El contenido promocional, según los reportes, se presenta como una invitación a mejorar el plan contratado. En algunos casos aparece en la barra de título o como una ventana emergente que sugiere subir de categoría, pese a que el usuario ya paga por el servicio. Eso ha provocado una ola de críticas, porque rompe con la expectativa básica de quienes creían estar comprando una experiencia libre de publicidad.
La molestia no se limita al aspecto visual. Para muchos, el problema de fondo es simbólico: si la suscripción ya tiene coste mensual o anual, la presencia de anuncios se percibe como una doble monetización. Además, el hecho de que no exista una forma sencilla de desactivarlos hace que la experiencia resulte todavía más invasiva.
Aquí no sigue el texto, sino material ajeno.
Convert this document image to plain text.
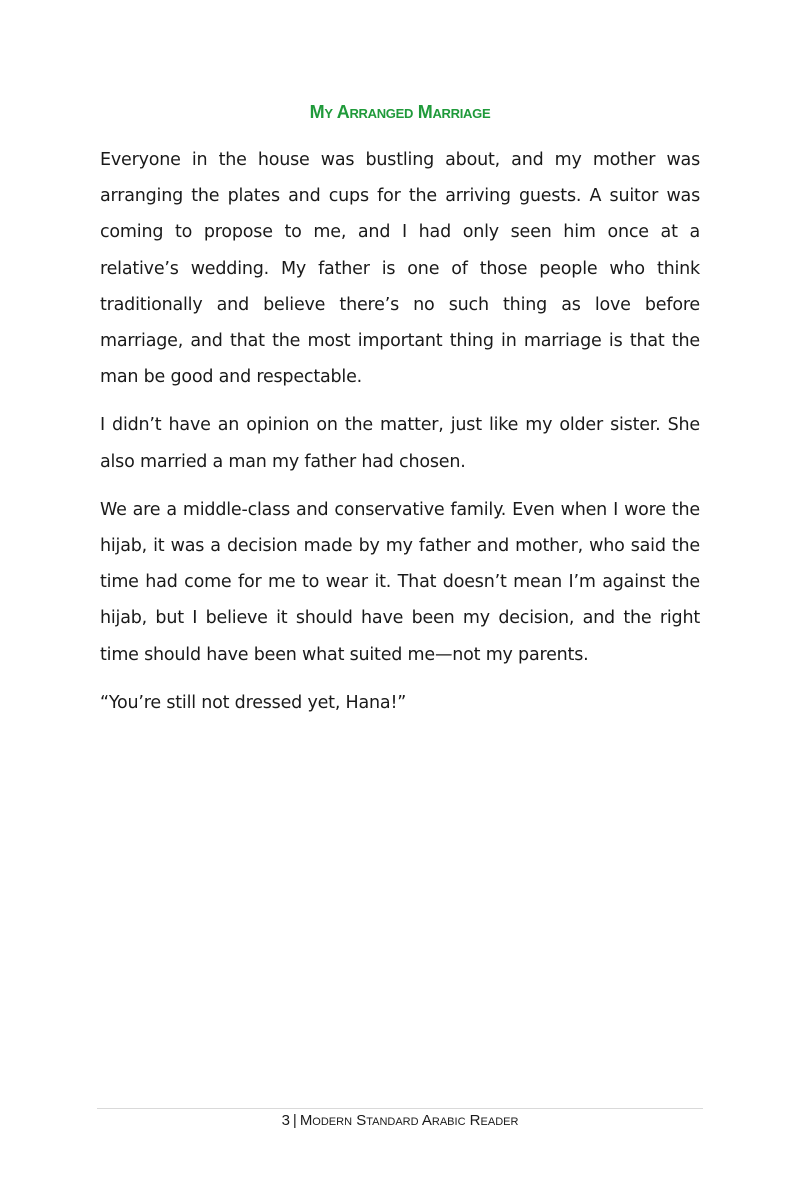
My Arranged Marriage

Everyone in the house was bustling about, and my mother was arranging the plates and cups for the arriving guests. A suitor was coming to propose to me, and I had only seen him once at a relative’s wedding. My father is one of those people who think traditionally and believe there’s no such thing as love before marriage, and that the most important thing in marriage is that the man be good and respectable.

I didn’t have an opinion on the matter, just like my older sister. She also married a man my father had chosen.

We are a middle-class and conservative family. Even when I wore the hijab, it was a decision made by my father and mother, who said the time had come for me to wear it. That doesn’t mean I’m against the hijab, but I believe it should have been my decision, and the right time should have been what suited me—not my parents.

“You’re still not dressed yet, Hana!”

3 | Modern Standard Arabic Reader
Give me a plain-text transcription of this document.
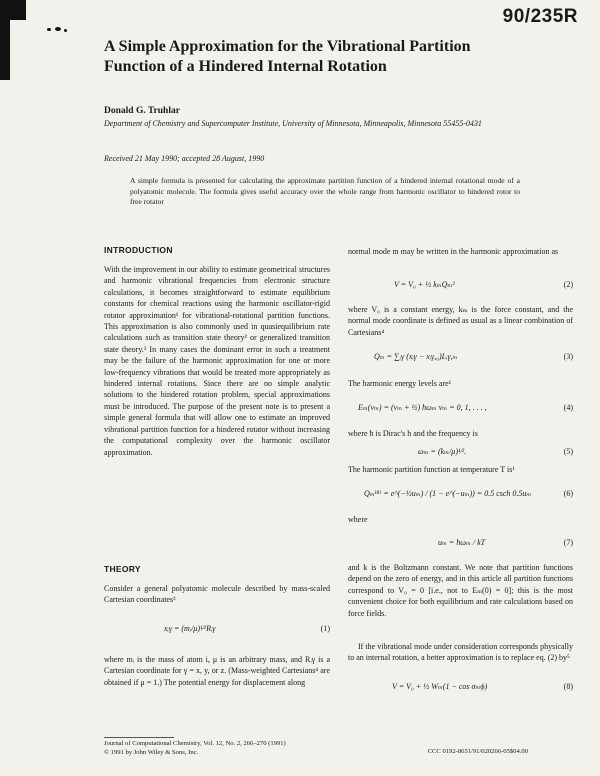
90/235R
A Simple Approximation for the Vibrational Partition Function of a Hindered Internal Rotation
Donald G. Truhlar
Department of Chemistry and Supercomputer Institute, University of Minnesota, Minneapolis, Minnesota 55455-0431
Received 21 May 1990; accepted 28 August, 1990
A simple formula is presented for calculating the approximate partition function of a hindered internal rotational mode of a polyatomic molecule. The formula gives useful accuracy over the whole range from harmonic oscillator to hindered rotor to free rotator
INTRODUCTION
With the improvement in our ability to estimate geometrical structures and harmonic vibrational frequencies from electronic structure calculations, it becomes straightforward to estimate equilibrium constants for chemical reactions using the harmonic oscillator-rigid rotator approximation¹ for vibrational-rotational partition functions. This approximation is also commonly used in quasiequilibrium rate calculations such as transition state theory² or generalized transition state theory.³ In many cases the dominant error in such a treatment may be the failure of the harmonic approximation for one or more low-frequency vibrations that would be treated more appropriately as hindered internal rotations. Since there are no simple analytic solutions to the hindered rotation problem, special approximations must be introduced. The purpose of the present note is to present a simple general formula that will allow one to estimate an improved vibrational partition function for a hindered rotator without increasing the computational complexity over the harmonic oscillator approximation.
THEORY
Consider a general polyatomic molecule described by mass-scaled Cartesian coordinates³
xᵢγ = (mᵢ/μ)¹⁄²Rᵢγ	(1)
where mᵢ is the mass of atom i, μ is an arbitrary mass, and Rᵢγ is a Cartesian coordinate for γ = x, y, or z. (Mass-weighted Cartesians⁴ are obtained if μ = 1.) The potential energy for displacement along
normal mode m may be written in the harmonic approximation as
V = V₀ + ½ kₘQₘ²	(2)
where V₀ is a constant energy, kₘ is the force constant, and the normal mode coordinate is defined as usual as a linear combination of Cartesians⁴
Qₘ = ∑ᵢγ (xᵢγ − xᵢγ,₀)Lᵢγ,ₘ	(3)
The harmonic energy levels are¹
Eₘ(vₘ) = (vₘ + ½) ħωₘ vₘ = 0, 1, . . . ,	(4)
where ħ is Dirac's h and the frequency is
ωₘ = (kₘ/μ)¹⁄².	(5)
The harmonic partition function at temperature T is¹
Qₘᴴᴼ = e^(−½uₘ) / (1 − e^(−uₘ)) = 0.5 csch 0.5uₘ	(6)
where
uₘ = ħωₘ / kT	(7)
and k is the Boltzmann constant. We note that partition functions depend on the zero of energy, and in this article all partition functions correspond to V₀ = 0 [i.e., not to Eₘ(0) = 0]; this is the most convenient choice for both equilibrium and rate calculations based on force fields.
If the vibrational mode under consideration corresponds physically to an internal rotation, a better approximation is to replace eq. (2) by⁵
V = V₀ + ½ Wₘ(1 − cos σₘϕ)	(8)
Journal of Computational Chemistry, Vol. 12, No. 2, 266–270 (1991)
© 1991 by John Wiley & Sons, Inc.	CCC 0192-8651/91/020266-05$04.00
La situación se suma a un contexto en el que Microsoft ha ido reforzando su ecosistema de suscripción con nuevas funciones, incluyendo la integración de Copilot en planes de consumo, lo que demuestra que la compañía sigue empujando con fuerza su modelo de servicios. El resultado, sin embargo, es que parte de la base de usuarios siente que el producto está cambiando más por objetivos comerciales que por comodidad o productividad.

Un Office con anuncios no es algo nuevo para Microsoft. A inicios de 2025, la tecnológica comenzó a probar una versión gratuita de sus aplicaciones para PC a cambio de mostrar publicidad dentro de la interfaz.

De momento, la discusión está abierta y puede escalar si la implementación se extiende a más mercados o cuentas. Para una suite de oficina que durante años se vendió como herramienta esencial y directa, la presencia de publicidad en el entorno de trabajo es una jugada que difícilmente pasará desapercibida.